For the ABL-imatinib binding complex, these aforementioned orthogonal DoFs are present in the form of (1) water molecules, the specific location of which can change the binding trajectory by its hydrogen bonds, and (2) the multitude of metastable ABL conformations, some of which do not allow imatinib binding, and some of which that allow different binding orientations. Some ABL conformations are given in Figure 2, as well as imatinib bound to ABL.

Figure 2: left: imatinib (magenta) bound to ABL. Right: different conformations of ABL, where important flexible loops are colored red/orange (P-loop, active/inactive) and blue/seablue (A-loop, inactive/active)

The student will get familiar with the theoretical concepts of biased simulations and Markov state models and will derive a protocol to extract the binding dynamics from these biased simulations using DHAMed/TRAM. Depending on the creative interest of the student, a new methodology tailored for the treatment of the orthogonal DoFs in binding kinetics can be developed. The student will run and analyze advanced molecular dynamics simulations on the ABL-ligand complex to test whether the binding kinetics can be retrieved with the new protocol.
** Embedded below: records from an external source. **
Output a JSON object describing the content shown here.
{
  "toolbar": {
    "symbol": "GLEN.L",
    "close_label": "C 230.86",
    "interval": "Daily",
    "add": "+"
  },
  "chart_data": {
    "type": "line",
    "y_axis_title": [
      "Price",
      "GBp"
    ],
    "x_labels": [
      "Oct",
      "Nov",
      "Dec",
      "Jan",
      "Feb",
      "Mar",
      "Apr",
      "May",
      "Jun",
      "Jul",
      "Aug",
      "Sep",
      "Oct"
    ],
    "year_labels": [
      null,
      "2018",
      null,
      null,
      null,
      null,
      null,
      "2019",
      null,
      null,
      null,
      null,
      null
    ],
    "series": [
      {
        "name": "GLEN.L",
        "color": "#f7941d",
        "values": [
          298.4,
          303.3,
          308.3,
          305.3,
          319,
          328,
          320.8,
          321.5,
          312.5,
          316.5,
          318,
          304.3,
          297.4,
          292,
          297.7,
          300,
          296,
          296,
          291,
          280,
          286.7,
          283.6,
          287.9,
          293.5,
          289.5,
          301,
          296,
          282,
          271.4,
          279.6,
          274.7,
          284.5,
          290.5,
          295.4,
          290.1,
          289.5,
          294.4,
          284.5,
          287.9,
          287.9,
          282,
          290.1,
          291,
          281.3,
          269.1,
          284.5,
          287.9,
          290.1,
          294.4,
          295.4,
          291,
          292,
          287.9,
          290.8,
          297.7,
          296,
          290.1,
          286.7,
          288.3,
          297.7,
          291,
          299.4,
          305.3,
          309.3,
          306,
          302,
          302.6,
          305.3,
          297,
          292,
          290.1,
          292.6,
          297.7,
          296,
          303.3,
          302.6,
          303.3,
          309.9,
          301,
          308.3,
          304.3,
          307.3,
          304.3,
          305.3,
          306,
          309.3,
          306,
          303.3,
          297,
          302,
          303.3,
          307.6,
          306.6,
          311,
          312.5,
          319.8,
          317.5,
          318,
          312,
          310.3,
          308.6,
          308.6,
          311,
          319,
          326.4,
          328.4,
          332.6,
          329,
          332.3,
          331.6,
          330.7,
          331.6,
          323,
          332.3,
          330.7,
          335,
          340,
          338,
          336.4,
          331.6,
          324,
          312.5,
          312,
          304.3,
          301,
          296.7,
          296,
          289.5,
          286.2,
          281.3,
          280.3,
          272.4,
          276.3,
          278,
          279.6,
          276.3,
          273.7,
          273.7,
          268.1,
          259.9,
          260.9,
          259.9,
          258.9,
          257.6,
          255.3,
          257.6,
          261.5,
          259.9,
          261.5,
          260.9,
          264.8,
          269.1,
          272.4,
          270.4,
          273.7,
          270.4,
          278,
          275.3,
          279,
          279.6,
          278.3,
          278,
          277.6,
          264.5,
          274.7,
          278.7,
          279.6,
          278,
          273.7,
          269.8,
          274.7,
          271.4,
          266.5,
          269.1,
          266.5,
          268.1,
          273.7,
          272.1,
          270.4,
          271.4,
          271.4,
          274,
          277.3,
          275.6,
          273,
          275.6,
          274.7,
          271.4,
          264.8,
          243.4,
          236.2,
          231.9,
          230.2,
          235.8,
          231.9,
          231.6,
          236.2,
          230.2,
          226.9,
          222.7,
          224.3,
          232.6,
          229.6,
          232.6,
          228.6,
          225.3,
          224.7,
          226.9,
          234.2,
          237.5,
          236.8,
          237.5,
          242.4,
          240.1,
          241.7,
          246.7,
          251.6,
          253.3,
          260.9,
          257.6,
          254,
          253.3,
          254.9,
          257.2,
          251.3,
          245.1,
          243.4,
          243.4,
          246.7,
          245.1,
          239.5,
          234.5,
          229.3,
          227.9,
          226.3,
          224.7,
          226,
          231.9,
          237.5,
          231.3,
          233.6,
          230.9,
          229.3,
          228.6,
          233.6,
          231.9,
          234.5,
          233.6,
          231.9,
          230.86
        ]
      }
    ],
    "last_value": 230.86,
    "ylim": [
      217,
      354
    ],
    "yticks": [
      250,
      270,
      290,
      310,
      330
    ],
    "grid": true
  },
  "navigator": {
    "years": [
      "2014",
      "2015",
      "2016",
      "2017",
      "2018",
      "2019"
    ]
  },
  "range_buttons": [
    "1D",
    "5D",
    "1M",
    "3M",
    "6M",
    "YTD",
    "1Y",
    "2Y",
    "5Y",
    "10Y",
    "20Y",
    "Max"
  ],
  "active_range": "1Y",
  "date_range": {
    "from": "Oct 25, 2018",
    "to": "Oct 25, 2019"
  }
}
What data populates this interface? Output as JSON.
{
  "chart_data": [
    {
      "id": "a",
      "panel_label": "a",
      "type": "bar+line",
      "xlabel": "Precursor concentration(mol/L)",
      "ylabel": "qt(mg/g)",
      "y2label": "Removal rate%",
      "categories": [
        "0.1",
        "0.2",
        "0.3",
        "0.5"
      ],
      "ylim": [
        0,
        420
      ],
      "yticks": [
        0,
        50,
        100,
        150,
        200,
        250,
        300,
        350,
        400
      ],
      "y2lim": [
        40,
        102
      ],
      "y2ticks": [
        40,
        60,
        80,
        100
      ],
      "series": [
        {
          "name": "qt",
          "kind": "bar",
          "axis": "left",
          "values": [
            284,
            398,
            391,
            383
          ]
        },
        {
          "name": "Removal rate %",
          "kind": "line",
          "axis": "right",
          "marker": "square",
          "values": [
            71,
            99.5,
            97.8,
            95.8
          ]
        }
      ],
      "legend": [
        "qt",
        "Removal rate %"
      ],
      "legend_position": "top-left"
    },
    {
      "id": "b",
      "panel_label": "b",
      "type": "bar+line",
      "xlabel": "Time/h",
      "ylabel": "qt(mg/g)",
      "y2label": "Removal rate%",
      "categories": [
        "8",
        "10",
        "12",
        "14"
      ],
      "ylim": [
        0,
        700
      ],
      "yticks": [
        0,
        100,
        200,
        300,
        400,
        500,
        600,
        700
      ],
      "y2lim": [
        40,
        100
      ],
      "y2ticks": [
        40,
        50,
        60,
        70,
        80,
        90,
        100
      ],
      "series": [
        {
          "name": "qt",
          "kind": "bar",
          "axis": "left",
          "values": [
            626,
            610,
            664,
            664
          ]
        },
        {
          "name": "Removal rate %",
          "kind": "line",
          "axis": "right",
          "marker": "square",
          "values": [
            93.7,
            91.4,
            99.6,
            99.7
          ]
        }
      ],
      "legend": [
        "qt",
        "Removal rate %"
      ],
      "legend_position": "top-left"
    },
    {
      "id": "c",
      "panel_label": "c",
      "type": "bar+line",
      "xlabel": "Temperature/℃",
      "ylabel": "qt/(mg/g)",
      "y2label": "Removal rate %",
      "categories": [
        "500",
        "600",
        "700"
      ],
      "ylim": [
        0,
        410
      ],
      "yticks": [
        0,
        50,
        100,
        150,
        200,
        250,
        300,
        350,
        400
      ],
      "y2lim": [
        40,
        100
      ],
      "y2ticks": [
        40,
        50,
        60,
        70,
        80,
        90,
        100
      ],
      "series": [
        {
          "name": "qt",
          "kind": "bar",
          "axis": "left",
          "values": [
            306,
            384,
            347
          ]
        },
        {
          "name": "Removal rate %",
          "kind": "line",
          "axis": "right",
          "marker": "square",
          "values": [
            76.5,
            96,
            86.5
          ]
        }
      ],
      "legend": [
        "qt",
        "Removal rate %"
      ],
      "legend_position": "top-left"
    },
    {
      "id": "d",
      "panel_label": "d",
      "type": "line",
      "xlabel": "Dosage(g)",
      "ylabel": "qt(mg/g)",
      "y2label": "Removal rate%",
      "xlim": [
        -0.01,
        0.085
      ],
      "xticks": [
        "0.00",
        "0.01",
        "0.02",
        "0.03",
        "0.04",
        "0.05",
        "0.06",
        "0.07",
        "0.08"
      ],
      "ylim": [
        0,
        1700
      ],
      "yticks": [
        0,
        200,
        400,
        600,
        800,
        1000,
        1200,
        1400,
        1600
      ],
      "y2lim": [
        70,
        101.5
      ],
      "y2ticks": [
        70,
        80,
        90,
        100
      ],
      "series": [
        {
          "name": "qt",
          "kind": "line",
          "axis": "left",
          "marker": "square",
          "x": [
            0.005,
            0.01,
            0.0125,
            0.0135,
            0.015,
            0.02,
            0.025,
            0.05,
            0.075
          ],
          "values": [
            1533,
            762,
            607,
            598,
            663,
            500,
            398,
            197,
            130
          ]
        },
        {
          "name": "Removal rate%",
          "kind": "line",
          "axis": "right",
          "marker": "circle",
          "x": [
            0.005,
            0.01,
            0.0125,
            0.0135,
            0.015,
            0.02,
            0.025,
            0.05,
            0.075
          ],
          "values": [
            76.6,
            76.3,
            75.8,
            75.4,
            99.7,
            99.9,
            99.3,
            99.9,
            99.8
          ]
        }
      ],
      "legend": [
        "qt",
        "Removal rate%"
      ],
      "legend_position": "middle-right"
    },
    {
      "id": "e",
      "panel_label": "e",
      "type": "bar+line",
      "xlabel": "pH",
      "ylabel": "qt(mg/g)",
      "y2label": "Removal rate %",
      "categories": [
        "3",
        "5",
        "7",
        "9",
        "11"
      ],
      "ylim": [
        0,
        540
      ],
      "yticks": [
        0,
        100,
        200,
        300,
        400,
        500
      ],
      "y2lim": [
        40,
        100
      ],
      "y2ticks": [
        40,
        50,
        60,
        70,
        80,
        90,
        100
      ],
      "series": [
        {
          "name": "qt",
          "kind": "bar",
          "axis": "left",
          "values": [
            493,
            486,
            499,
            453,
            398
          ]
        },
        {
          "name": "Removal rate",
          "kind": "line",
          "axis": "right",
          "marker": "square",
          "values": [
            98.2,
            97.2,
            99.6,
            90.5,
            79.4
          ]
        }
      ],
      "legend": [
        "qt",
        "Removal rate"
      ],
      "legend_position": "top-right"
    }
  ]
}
[1] H. Wu, F. Paul, C. Wehmeyer, and F. Noé, “Erratum: Multiensemble Markov models of molecular thermodynamics and kinetics (Proc Natl Acad Sci USA (2016) 113 (E3221–E3230) DOI: 10.1073/pnas.1525092113),” Proc. Natl. Acad. Sci. U. S. A., vol. 114, no. 31, p. E6475, 2017, doi: 10.1073/pnas.1711690114.

[2] L. S. Stelzl, A. Kells, E. Rosta, and G. Hummer, “Dynamic Histogram Analysis To Determine Free Energies and Rates from Biased Simulations,” J. Chem. Theory Comput., vol. 13, no. 12, pp. 6328–6342, 2017, doi: 10.1021/acs.jctc.7b00373.

[3] J. Y. J. Wang, “The Capable ABL: What Is Its Biological Function?,” Mol. Cell. Biol., vol. 34, no. 7, pp. 1188–1197, 2014, doi: 10.1128/mcb.01454-13.

[4] A. Hai, N. A. Kizilbash, S. H. H Zaidi, J. Alruwaili, and K. Shahzad, “Differences in structural elements of Bcr-Abl oncoprotein isoforms in Chronic Myelogenous Leukemia,” Bioinformation, vol. 10, no. 3, pp. 108–114, 2014, doi: 10.6026/97320630010108.